The brief traces more than three centuries of legal tradition establishing that when a company dedicates its services to public use, courts and legislatures can require it to operate in the public interest and without discrimination. This longstanding doctrine—common carriage—was developed precisely to curb abuses by firms whose control over critical services allows them to favor or discriminate against particular customers, speakers, or competitors. 

“Google is the modern equivalent of the railroad or telegraph monopolist,” said Tara Pincock, Open Markets Institute policy counsel. “The tech giant’s dominance over online search grants it sweeping control over who can be discovered online, who can reach customers, and who can participate in the digital economy. With that power comes the responsibility not to discriminate.” 

  • Google Holds Itself Out to Serve the Public: The brief explains that under settled Ohio law, a company qualifies as a common carrier if it makes its services “available to the public generally and indiscriminately.” Google Search plainly meets that standard: anyone can use Google without an account, and any website can be crawled, indexed, and displayed without a contract or payment. 

Google’s discretion in ranking and indexing webpages does not transform it into a private carrier—just as a bus company choosing its route or an innkeeper setting reasonable rules has never exempted them from common carriage obligations. Courts have consistently held that companies open to the public remain subject to nondiscrimination rules even when they exercise judgment in how to provide their services. 

  • Common Carrier Doctrine Is Flexible and Applicable to New Technologies: The brief emphasizes that common carriage is not a relic of the past; it is a dynamic doctrine explicitly designed to adapt as new technologies emerge. Courts extended it from stagecoaches to railroads, from telegraphs to telephones, and from cable systems to broadband. Today, as digital platforms become essential infrastructure for civic participation and economic life, states have the same authority to ensure these systems remain open, fair, and nondiscriminatory. 

“It would be a bold statement indeed to say that government possessed greater power to regulate the public interest a century ago than it possesses today,” the brief notes, quoting German Alliance Insurance Co. v. Lewis (1914). 

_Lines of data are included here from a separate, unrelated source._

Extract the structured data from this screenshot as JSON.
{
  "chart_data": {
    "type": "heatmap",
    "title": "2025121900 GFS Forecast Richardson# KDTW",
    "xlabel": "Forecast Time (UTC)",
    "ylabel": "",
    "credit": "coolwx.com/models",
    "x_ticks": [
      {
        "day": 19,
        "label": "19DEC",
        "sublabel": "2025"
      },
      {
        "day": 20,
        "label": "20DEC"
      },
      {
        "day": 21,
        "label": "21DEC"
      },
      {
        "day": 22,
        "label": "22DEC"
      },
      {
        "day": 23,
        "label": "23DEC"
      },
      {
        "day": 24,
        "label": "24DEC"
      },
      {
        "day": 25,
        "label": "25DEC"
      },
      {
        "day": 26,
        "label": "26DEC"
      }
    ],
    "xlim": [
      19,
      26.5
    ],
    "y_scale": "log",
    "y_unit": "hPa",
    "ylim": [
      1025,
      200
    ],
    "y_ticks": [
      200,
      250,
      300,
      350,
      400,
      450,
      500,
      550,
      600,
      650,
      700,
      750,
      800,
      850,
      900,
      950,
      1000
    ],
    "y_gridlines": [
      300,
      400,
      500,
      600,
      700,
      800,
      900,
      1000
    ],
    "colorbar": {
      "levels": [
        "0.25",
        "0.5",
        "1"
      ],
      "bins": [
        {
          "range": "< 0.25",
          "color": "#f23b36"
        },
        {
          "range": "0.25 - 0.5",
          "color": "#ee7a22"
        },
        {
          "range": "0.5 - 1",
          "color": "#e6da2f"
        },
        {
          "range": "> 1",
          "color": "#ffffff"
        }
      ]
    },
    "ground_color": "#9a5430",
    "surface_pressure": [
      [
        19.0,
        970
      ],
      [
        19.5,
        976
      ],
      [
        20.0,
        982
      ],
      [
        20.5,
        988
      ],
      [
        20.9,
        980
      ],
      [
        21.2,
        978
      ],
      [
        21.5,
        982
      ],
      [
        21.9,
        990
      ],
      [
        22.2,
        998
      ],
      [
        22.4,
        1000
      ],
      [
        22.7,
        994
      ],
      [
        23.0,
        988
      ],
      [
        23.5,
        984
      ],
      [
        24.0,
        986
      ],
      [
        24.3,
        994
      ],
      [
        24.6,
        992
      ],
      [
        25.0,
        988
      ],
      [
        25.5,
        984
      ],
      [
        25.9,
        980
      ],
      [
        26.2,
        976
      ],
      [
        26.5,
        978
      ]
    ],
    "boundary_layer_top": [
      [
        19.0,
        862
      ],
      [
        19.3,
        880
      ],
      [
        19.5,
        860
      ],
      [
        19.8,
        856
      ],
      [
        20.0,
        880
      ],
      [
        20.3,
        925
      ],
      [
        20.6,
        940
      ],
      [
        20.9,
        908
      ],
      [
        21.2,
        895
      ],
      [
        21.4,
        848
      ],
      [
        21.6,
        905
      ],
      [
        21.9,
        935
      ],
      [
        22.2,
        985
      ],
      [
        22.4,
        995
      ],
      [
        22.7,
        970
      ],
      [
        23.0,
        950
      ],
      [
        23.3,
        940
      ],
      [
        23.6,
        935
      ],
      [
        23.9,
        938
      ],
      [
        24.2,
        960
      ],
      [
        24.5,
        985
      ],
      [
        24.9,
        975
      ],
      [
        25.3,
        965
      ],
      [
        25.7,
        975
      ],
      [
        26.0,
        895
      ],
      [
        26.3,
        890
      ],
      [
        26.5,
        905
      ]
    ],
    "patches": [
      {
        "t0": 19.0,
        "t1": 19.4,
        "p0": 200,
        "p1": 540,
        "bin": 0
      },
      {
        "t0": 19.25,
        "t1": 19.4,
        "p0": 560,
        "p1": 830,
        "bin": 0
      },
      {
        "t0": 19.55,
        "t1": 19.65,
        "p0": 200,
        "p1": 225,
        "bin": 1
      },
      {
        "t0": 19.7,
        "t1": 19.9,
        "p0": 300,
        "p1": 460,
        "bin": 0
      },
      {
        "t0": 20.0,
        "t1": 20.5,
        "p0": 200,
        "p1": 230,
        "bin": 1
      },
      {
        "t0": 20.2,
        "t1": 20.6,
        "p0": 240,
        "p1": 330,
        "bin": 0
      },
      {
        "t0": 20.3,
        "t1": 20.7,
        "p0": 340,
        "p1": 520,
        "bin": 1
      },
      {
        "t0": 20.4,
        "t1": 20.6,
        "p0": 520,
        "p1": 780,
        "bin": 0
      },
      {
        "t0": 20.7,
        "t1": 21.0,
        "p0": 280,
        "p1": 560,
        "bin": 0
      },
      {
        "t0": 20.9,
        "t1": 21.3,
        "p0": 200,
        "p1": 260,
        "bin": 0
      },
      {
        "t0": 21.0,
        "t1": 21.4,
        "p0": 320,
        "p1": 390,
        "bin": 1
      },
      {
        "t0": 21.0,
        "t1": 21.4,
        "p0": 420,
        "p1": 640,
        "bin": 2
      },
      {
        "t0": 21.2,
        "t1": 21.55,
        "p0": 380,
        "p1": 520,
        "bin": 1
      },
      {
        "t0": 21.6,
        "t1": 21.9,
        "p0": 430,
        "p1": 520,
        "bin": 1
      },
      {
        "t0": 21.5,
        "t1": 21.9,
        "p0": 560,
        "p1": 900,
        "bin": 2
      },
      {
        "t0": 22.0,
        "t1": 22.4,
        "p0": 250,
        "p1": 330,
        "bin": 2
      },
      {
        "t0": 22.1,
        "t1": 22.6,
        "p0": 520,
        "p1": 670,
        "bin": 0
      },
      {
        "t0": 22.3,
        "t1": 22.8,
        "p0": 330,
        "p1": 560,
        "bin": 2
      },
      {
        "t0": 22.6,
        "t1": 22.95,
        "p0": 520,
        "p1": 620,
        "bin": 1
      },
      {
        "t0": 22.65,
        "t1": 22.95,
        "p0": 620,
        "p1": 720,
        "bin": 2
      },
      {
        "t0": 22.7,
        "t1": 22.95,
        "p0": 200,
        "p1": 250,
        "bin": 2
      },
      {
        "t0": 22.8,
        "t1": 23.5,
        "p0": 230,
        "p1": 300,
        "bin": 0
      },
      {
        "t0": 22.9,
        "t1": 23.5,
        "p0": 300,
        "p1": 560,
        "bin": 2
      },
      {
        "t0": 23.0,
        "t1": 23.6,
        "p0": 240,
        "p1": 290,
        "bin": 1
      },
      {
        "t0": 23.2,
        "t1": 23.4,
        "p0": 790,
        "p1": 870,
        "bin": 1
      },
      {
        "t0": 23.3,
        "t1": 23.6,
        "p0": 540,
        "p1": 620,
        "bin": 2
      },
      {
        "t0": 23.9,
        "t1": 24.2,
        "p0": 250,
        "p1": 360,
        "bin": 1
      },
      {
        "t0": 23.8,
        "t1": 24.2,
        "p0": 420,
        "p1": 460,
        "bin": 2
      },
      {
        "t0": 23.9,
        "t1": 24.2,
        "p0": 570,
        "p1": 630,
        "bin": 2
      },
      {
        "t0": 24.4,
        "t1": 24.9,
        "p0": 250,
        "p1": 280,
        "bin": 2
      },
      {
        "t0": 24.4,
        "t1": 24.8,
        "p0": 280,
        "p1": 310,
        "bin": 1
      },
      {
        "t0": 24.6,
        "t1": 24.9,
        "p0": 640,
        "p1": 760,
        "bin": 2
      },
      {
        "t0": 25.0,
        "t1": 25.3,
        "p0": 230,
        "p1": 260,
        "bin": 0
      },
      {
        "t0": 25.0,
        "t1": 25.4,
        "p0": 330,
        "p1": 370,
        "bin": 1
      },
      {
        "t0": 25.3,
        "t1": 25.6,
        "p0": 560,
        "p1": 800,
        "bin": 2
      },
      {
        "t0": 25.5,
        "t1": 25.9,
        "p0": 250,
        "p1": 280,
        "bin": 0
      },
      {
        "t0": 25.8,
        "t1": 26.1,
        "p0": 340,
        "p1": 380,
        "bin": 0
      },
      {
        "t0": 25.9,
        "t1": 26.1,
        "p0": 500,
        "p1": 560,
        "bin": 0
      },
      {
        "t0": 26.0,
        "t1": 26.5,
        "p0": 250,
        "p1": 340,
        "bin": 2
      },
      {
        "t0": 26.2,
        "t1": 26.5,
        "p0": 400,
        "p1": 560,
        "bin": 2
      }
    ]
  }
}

  • Unchecked Search Discrimination Harms Users, Businesses, Publishers, and Democracy: Google’s market share in search far exceeds all competitors combined. When it favors or suppresses websites, speakers, or sellers—often for reasons that are opaque or arbitrary—the consequences ripple across the entire economy. Sellers may be blocked from reaching consumers, creators may lose their audiences, and the public may be denied access to vital information. 

Given Google’s long-running monopoly power, Ohio is well within its authority to step in and protect its citizens from discriminatory treatment by imposing nondiscriminatory, equal-access obligations on Google Search. 

The brief concludes by urging the Fifth District Court of Appeals of Ohio to reverse the lower court’s ruling that exempted Google from common carrier designation. The trial court’s view—that any exercise of judgment renders a company a “private carrier”—would, if accepted, make it nearly impossible to regulate any business as a common carrier, past or future. 

“The doctrine has always allowed companies to apply reasonable rules,” the brief states. “What it has never allowed is discrimination by a firm that holds itself out to the public and controls essential pathways of commerce and communication.”